There is a relation a convergence of interests between the social and environmental push of Coke and pepsi, and the hard-core protestors at Copenhagen Climate Conference. They both speak the language of a ”new age” in the same way Marlo Morgan and other tricksters appropriate Indigenous sacred traditions into a form of ”contemporary religiosity” that emphasizes personal transformation and healing. The Romantic beliefs about an environmental utopia are a reaction to the Western nature/Technology dichotomy that has a tendency towards the discovery of the sacred in everyday life. These ”other cultures”, notably Australian and North American first peoples, are seen as emphasizing elements which are missing from contemporary Western society such as environmental friendliness which is integrated with ”movements”, as Pepsico stated, in the most plastic and synthetic synthesis possible to present an illusion of Golden Age Arcadian Fantasy, with a measured dose of guilt and fear.

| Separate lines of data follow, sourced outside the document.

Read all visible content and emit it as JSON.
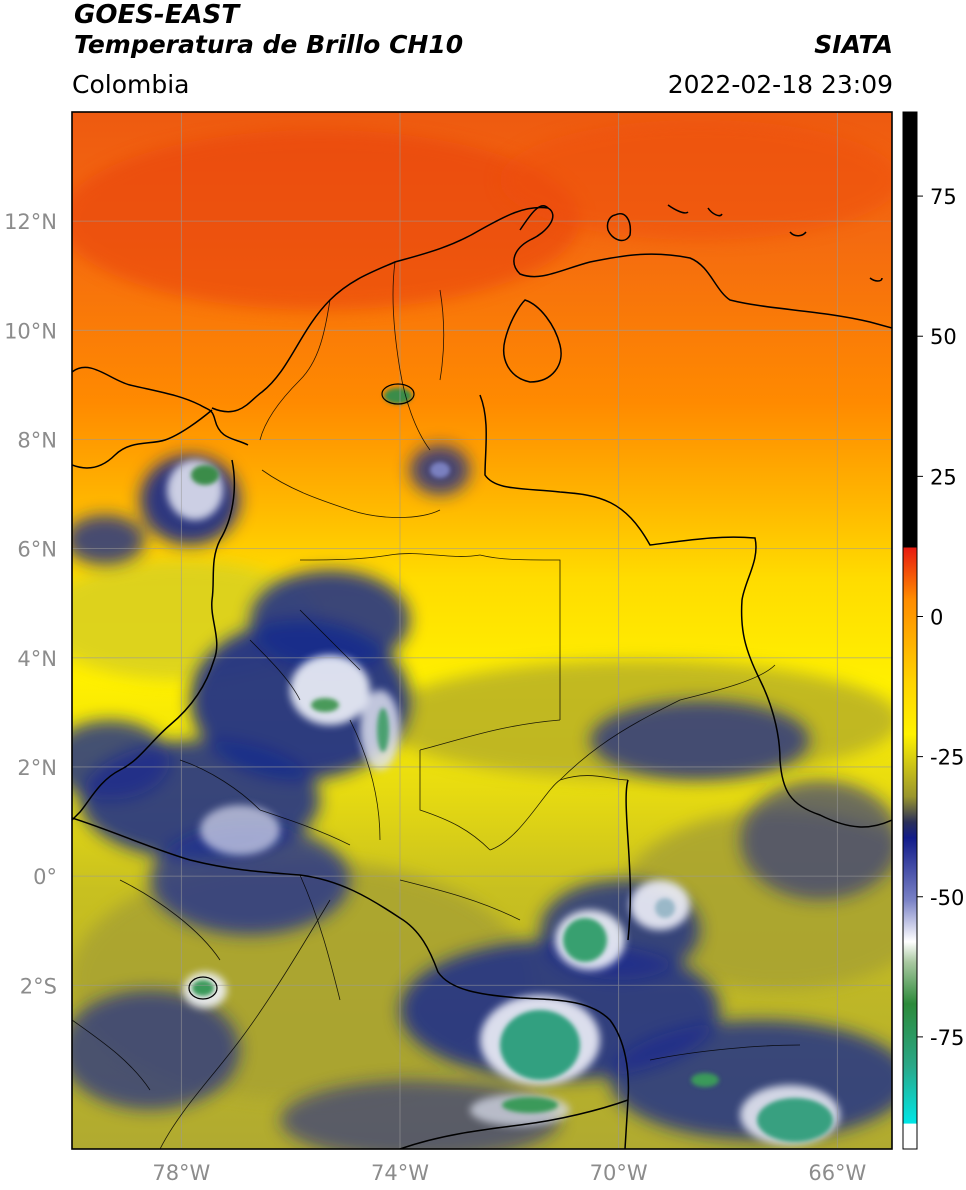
{
  "header": {
    "satellite": "GOES-EAST",
    "product": "Temperatura de Brillo CH10",
    "region": "Colombia",
    "organization": "SIATA",
    "datetime": "2022-02-18 23:09"
  },
  "map": {
    "extent": {
      "lon": [
        -80,
        -65
      ],
      "lat": [
        -5,
        14
      ]
    },
    "lon_ticks": [
      {
        "value": -78,
        "label": "78°W"
      },
      {
        "value": -74,
        "label": "74°W"
      },
      {
        "value": -70,
        "label": "70°W"
      },
      {
        "value": -66,
        "label": "66°W"
      }
    ],
    "lat_ticks": [
      {
        "value": 12,
        "label": "12°N"
      },
      {
        "value": 10,
        "label": "10°N"
      },
      {
        "value": 8,
        "label": "8°N"
      },
      {
        "value": 6,
        "label": "6°N"
      },
      {
        "value": 4,
        "label": "4°N"
      },
      {
        "value": 2,
        "label": "2°N"
      },
      {
        "value": 0,
        "label": "0°"
      },
      {
        "value": -2,
        "label": "2°S"
      }
    ],
    "gridlines": true
  },
  "colorbar": {
    "range": [
      -95,
      90
    ],
    "ticks": [
      {
        "value": 75,
        "label": "75"
      },
      {
        "value": 50,
        "label": "50"
      },
      {
        "value": 25,
        "label": "25"
      },
      {
        "value": 0,
        "label": "0"
      },
      {
        "value": -25,
        "label": "-25"
      },
      {
        "value": -50,
        "label": "-50"
      },
      {
        "value": -75,
        "label": "-75"
      }
    ]
  },
  "colors": {
    "warm_top": "#f05010",
    "orange": "#ff9a00",
    "yellow": "#ffe800",
    "olive": "#b8b22a",
    "navy": "#1a2a8c",
    "white": "#f4f6fa",
    "green": "#3a9c5a",
    "cyan": "#00e0e0",
    "red": "#e81a10",
    "black": "#000000"
  }
}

Naomi Klein, almost in spite of herself, does understand the nature of ”branding”, and her ”No Logo” analysis has also begun to realize that broad social movements, are far more powerful ”brands” to appropriate, than individual labels; its the same institution of influence peddling behind the Obama electoral campaign, The environmental movement, etc. ” The first time I saw the ”Yes We Can” video, the one produced by Black Eyed Peas front man will.i.am, featuring celebrities speaking and singing over a martin Luther King-esque Obama speech, I thought: finally, a politician with ads as cool as Nike. The ad industry agreed. A few weeks before he won the presidential elections, Obama beat out Nike, Apple, Coors, and Zappos to win the Association of National Advertiser’s top annual award.” ( Globe and Mail ) ….”So the problem is not that Obama is using the same tricks and toolsas the super-brands; anyone wanting to move the culture these days pretty much has to do that. The problem is that, as with so many other lifestyle brands before him, his actions do not come close to living up to the hopes he has raised”
Again, its the preference for symbols over substance. Whether its Coca-Cola, The Environment or brand Obama, there is no demand on an existing power structure, and nothing remotely transformative being presented, except perhaps a shuffling of the deck chairs on a sinking ship filling up with rhetoric. Like an empty Pepsi can being pushed by the wind down a deserted street.
The eternal question – simply shines art and shows or has possibility to struggle.